Heboh Pesta Gay di Surabaya, Pengawasan Hotel, Apartemen, dan Wisata Diperketat
- Humas Pemkot Surabaya
Jatim – Wali Kota Surabaya Eri Cahyadi menegaskan, pengawasan terhadap hotel, apartemen, dan tempat wisata di Kota Surabaya akan diperketat menyusul ditemukannya kasus pesta gay di salah satu hotel di Ngagel, Kecamatan Wonokromo, yang melibatkan puluhan pria penyuka sesama jenis.
Pengetatan pengawasan dilakukan untuk mencegah kegiatan menyimpang serupa terjadi lagi di tempat-tempat yang berpotensi untuk aktivitas menyimpang, seperti hotel, apartemen, dan tempat wisata. Pengawasan dilakukan bersama-sama masyarakat, termasuk para pengusaha hotel.
“(Antisipasi) kita sudah lakukan di tempat-tempat yang ada seperti hotel, apartemen. Yang lain kita kasih surat semua. Sehingga tidak hanya di sini (hotel-apartemen), tapi bisa juga di tempat-tempat wisata,” ujar Eri Cahyadi, Sabtu, 25 Oktober 2025.
Dia menjelaskan, pengawasan bisa efektif kalau masyarakat juga berperan aktif dan peka akan lingkungannya. Karena itu, ia berharap masyarakat ikut peduli untuk melakukan pengawasan dan pencegahan akan terjadinya penyimpangan.
Bila kepekaan sosial tumbuh, maka deteksi dini aktivitas menyimpang bisa diketahui. Dengan begitu pencegahan bisa efektif. Contohnya ialah pada kasus perdagangan atau kekerasan terhadap anak. “Contoh kayak trafficking anak-anak. Kan biasanya kalau anak digandeng, kalau itu bukan orang tuanya, kan pasti kelihatan,” tandas Eri.
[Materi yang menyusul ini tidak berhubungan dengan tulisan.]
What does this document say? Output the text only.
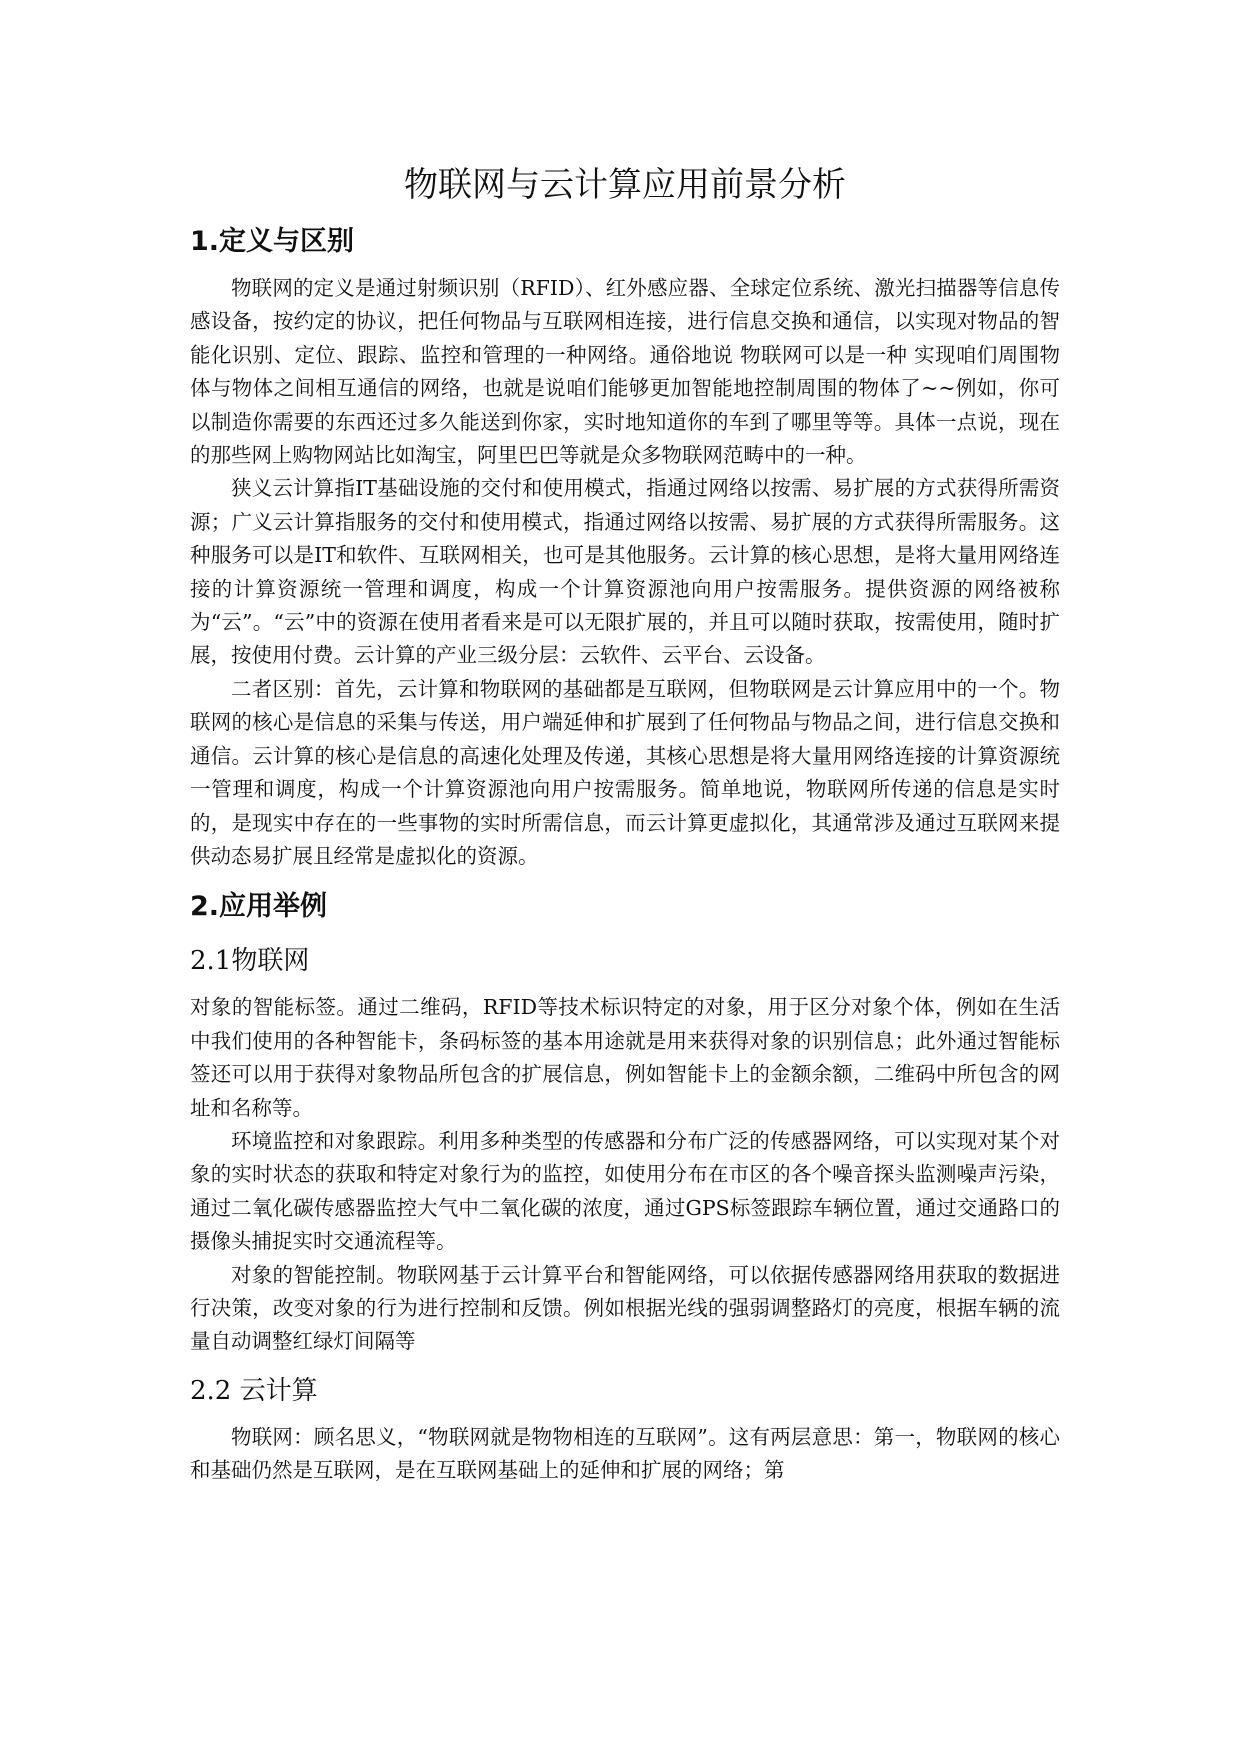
物联网与云计算应用前景分析
1.定义与区别

物联网的定义是通过射频识别（RFID）、红外感应器、全球定位系统、激光扫描器等信息传感设备，按约定的协议，把任何物品与互联网相连接，进行信息交换和通信，以实现对物品的智能化识别、定位、跟踪、监控和管理的一种网络。通俗地说 物联网可以是一种 实现咱们周围物体与物体之间相互通信的网络，也就是说咱们能够更加智能地控制周围的物体了~~例如，你可以制造你需要的东西还过多久能送到你家，实时地知道你的车到了哪里等等。具体一点说，现在的那些网上购物网站比如淘宝，阿里巴巴等就是众多物联网范畴中的一种。

狭义云计算指IT基础设施的交付和使用模式，指通过网络以按需、易扩展的方式获得所需资源；广义云计算指服务的交付和使用模式，指通过网络以按需、易扩展的方式获得所需服务。这种服务可以是IT和软件、互联网相关，也可是其他服务。云计算的核心思想，是将大量用网络连接的计算资源统一管理和调度，构成一个计算资源池向用户按需服务。提供资源的网络被称为“云”。“云”中的资源在使用者看来是可以无限扩展的，并且可以随时获取，按需使用，随时扩展，按使用付费。云计算的产业三级分层：云软件、云平台、云设备。

二者区别：首先，云计算和物联网的基础都是互联网，但物联网是云计算应用中的一个。物联网的核心是信息的采集与传送，用户端延伸和扩展到了任何物品与物品之间，进行信息交换和通信。云计算的核心是信息的高速化处理及传递，其核心思想是将大量用网络连接的计算资源统一管理和调度，构成一个计算资源池向用户按需服务。简单地说，物联网所传递的信息是实时的，是现实中存在的一些事物的实时所需信息，而云计算更虚拟化，其通常涉及通过互联网来提供动态易扩展且经常是虚拟化的资源。

2.应用举例
2.1物联网

对象的智能标签。通过二维码，RFID等技术标识特定的对象，用于区分对象个体，例如在生活中我们使用的各种智能卡，条码标签的基本用途就是用来获得对象的识别信息；此外通过智能标签还可以用于获得对象物品所包含的扩展信息，例如智能卡上的金额余额，二维码中所包含的网址和名称等。

环境监控和对象跟踪。利用多种类型的传感器和分布广泛的传感器网络，可以实现对某个对象的实时状态的获取和特定对象行为的监控，如使用分布在市区的各个噪音探头监测噪声污染，通过二氧化碳传感器监控大气中二氧化碳的浓度，通过GPS标签跟踪车辆位置，通过交通路口的摄像头捕捉实时交通流程等。

对象的智能控制。物联网基于云计算平台和智能网络，可以依据传感器网络用获取的数据进行决策，改变对象的行为进行控制和反馈。例如根据光线的强弱调整路灯的亮度，根据车辆的流量自动调整红绿灯间隔等

2.2 云计算

物联网：顾名思义，“物联网就是物物相连的互联网”。这有两层意思：第一，物联网的核心和基础仍然是互联网，是在互联网基础上的延伸和扩展的网络；第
Menurut politikus PDIP itu, Surabaya sebagai kota metropolitan tidak boleh kehilangan nilai kepedulian sosial. "Kalau kita sudah gak punya rasa kepingin nolong orang, terus kita cuek semua, ya remek suwe-suwe Suroboyo (Ya hancur lama-lama Surabaya)," imbuhnya.
Sebelumya, Ketua Harian PHRI Koordinator Wilayah Surabaya, Firman Sudi Permana, menyatakan pihaknya siap menindaklanjuti arahan Wali Kota Surabaya untuk memperketat pengawasan di industri perhotelan.
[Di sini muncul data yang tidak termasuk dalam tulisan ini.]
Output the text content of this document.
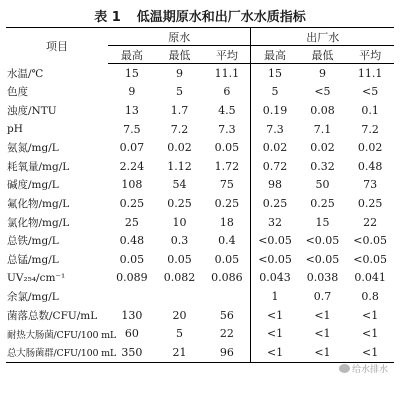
表 1 低温期原水和出厂水水质指标
项目	原水			出厂水		
	最高	最低	平均	最高	最低	平均
水温/℃	15	9	11.1	15	9	11.1
色度	9	5	6	5	<5	<5
浊度/NTU	13	1.7	4.5	0.19	0.08	0.1
pH	7.5	7.2	7.3	7.3	7.1	7.2
氨氮/mg/L	0.07	0.02	0.05	0.02	0.02	0.02
耗氧量/mg/L	2.24	1.12	1.72	0.72	0.32	0.48
碱度/mg/L	108	54	75	98	50	73
氟化物/mg/L	0.25	0.25	0.25	0.25	0.25	0.25
氯化物/mg/L	25	10	18	32	15	22
总铁/mg/L	0.48	0.3	0.4	<0.05	<0.05	<0.05
总锰/mg/L	0.05	0.05	0.05	<0.05	<0.05	<0.05
UV₂₅₄/cm⁻¹	0.089	0.082	0.086	0.043	0.038	0.041
余氯/mg/L				1	0.7	0.8
菌落总数/CFU/mL	130	20	56	<1	<1	<1
耐热大肠菌/CFU/100 mL	60	5	22	<1	<1	<1
总大肠菌群/CFU/100 mL	350	21	96	<1	<1	<1
给水排水
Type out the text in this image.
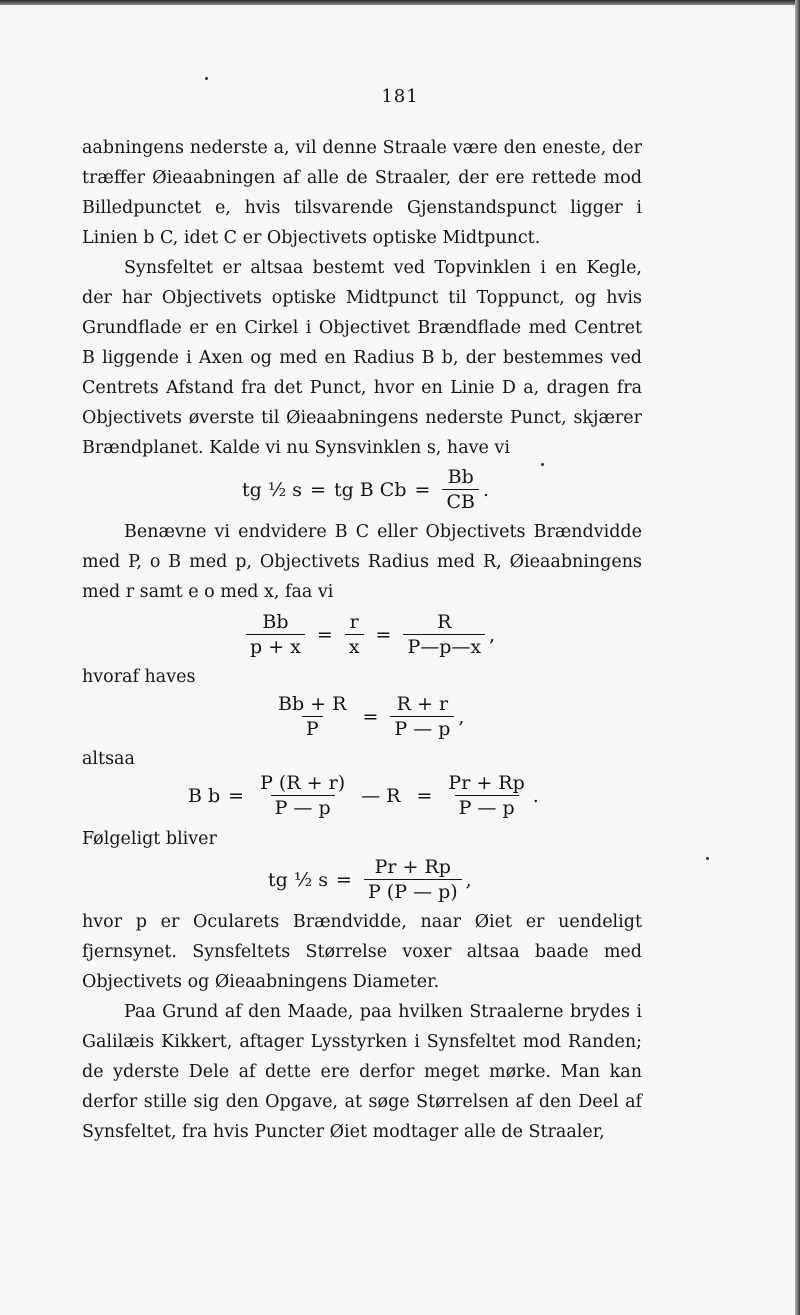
181
aabningens nederste a, vil denne Straale være den eneste, der træffer Øieaabningen af alle de Straaler, der ere rettede mod Billedpunctet e, hvis tilsvarende Gjenstandspunct ligger i Linien b C, idet C er Objectivets optiske Midtpunct.
Synsfeltet er altsaa bestemt ved Topvinklen i en Kegle, der har Objectivets optiske Midtpunct til Toppunct, og hvis Grundflade er en Cirkel i Objectivet Brændflade med Centret B liggende i Axen og med en Radius B b, der bestemmes ved Centrets Afstand fra det Punct, hvor en Linie D a, dragen fra Objectivets øverste til Øieaabningens nederste Punct, skjærer Brændplanet. Kalde vi nu Synsvinklen s, have vi
tg ½ s = tg B $Cb = \frac{Bb}{CB}$ .
Benævne vi endvidere B C eller Objectivets Brændvidde med P, o B med p, Objectivets Radius med R, Øieaabningens med r samt e o med x, faa vi
$\frac{Bb}{p + x} = \frac{r}{x} = \frac{R}{P—p—x}$ ,
hvoraf haves
$\frac{Bb + R}{P} = \frac{R + r}{P — p}$ ,
altsaa
B $b = \frac{P (R + r)}{P — p}$ — $R = \frac{Pr + Rp}{P — p}$ .
Følgeligt bliver
tg ½ $s = \frac{Pr + Rp}{P (P — p)}$ ,
hvor p er Ocularets Brændvidde, naar Øiet er uendeligt fjernsynet. Synsfeltets Størrelse voxer altsaa baade med Objectivets og Øieaabningens Diameter.
Paa Grund af den Maade, paa hvilken Straalerne brydes i Galilæis Kikkert, aftager Lysstyrken i Synsfeltet mod Randen; de yderste Dele af dette ere derfor meget mørke. Man kan derfor stille sig den Opgave, at søge Størrelsen af den Deel af Synsfeltet, fra hvis Puncter Øiet modtager alle de Straaler,
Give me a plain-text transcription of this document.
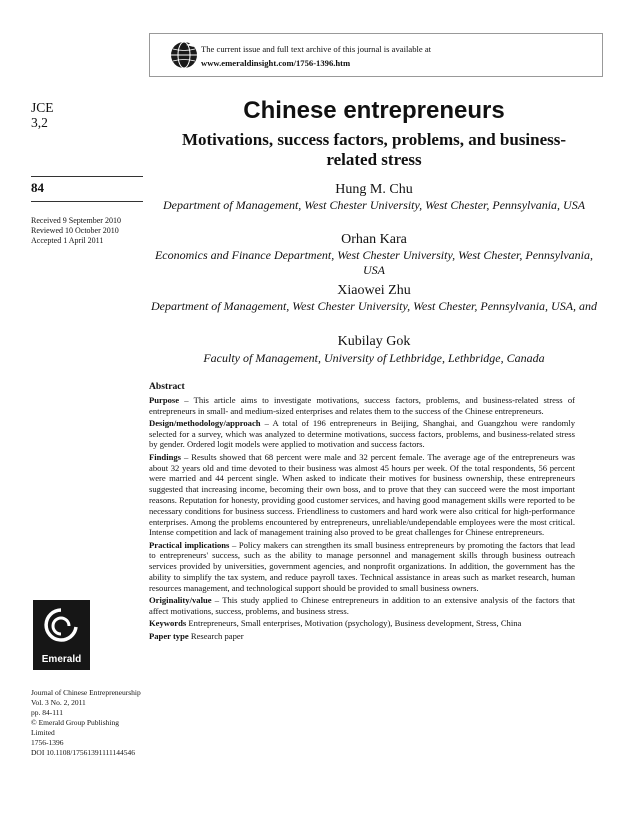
The current issue and full text archive of this journal is available at
www.emeraldinsight.com/1756-1396.htm
JCE
3,2
84
Received 9 September 2010
Reviewed 10 October 2010
Accepted 1 April 2011
Emerald
Journal of Chinese Entrepreneurship
Vol. 3 No. 2, 2011
pp. 84-111
© Emerald Group Publishing Limited
1756-1396
DOI 10.1108/17561391111144546
Chinese entrepreneurs
Motivations, success factors, problems, and business-related stress
Hung M. Chu
Department of Management, West Chester University, West Chester, Pennsylvania, USA
Orhan Kara
Economics and Finance Department, West Chester University, West Chester, Pennsylvania, USA
Xiaowei Zhu
Department of Management, West Chester University, West Chester, Pennsylvania, USA, and
Kubilay Gok
Faculty of Management, University of Lethbridge, Lethbridge, Canada
Abstract

Purpose – This article aims to investigate motivations, success factors, problems, and business-related stress of entrepreneurs in small- and medium-sized enterprises and relates them to the success of the Chinese entrepreneurs.

Design/methodology/approach – A total of 196 entrepreneurs in Beijing, Shanghai, and Guangzhou were randomly selected for a survey, which was analyzed to determine motivations, success factors, problems, and business-related stress by gender. Ordered logit models were applied to motivation and success factors.

Findings – Results showed that 68 percent were male and 32 percent female. The average age of the entrepreneurs was about 32 years old and time devoted to their business was almost 45 hours per week. Of the total respondents, 56 percent were married and 44 percent single. When asked to indicate their motives for business ownership, these entrepreneurs suggested that increasing income, becoming their own boss, and to prove that they can succeed were the most important reasons. Reputation for honesty, providing good customer services, and having good management skills were reported to be necessary conditions for business success. Friendliness to customers and hard work were also critical for high-performance enterprises. Among the problems encountered by entrepreneurs, unreliable/undependable employees were the most critical. Intense competition and lack of management training also proved to be great challenges for Chinese entrepreneurs.

Practical implications – Policy makers can strengthen its small business entrepreneurs by promoting the factors that lead to entrepreneurs' success, such as the ability to manage personnel and management skills through business outreach services provided by universities, government agencies, and nonprofit organizations. In addition, the government has the ability to simplify the tax system, and reduce payroll taxes. Technical assistance in areas such as market research, human resources management, and technological support should be provided to small business owners.

Originality/value – This study applied to Chinese entrepreneurs in addition to an extensive analysis of the factors that affect motivations, success, problems, and business stress.

Keywords Entrepreneurs, Small enterprises, Motivation (psychology), Business development, Stress, China

Paper type Research paper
"Kami dari PHRI sudah ada komitmen. Alhamdulillah, kami diberi kesempatan oleh Pak Eri untuk menerima masukan. Karena dampaknya bukan hanya dari sisi pariwisata, tapi juga budaya dan citra kota,” kata Firman.
Firman menuturkan, pada dasarnya kasus pesta gay seperti yang baru-baru ini terungkap berpengaruh pada industri perhotelan. Bisa menurunkan tingkat okupansi. Pelanggan juga bertanya-tanya soal tingkat keamanan hotel di Surabaya.
Karena itu Firman mengaku sepakat dengan Eri Cahyadi bahwa pengawasan perlu ditingkatkan. “Kami akan mempertajam sistem pengawasan, mulai dari keamanan, resepsionis, hingga semua aspek hotel agar lebih waspada,” tegas dia.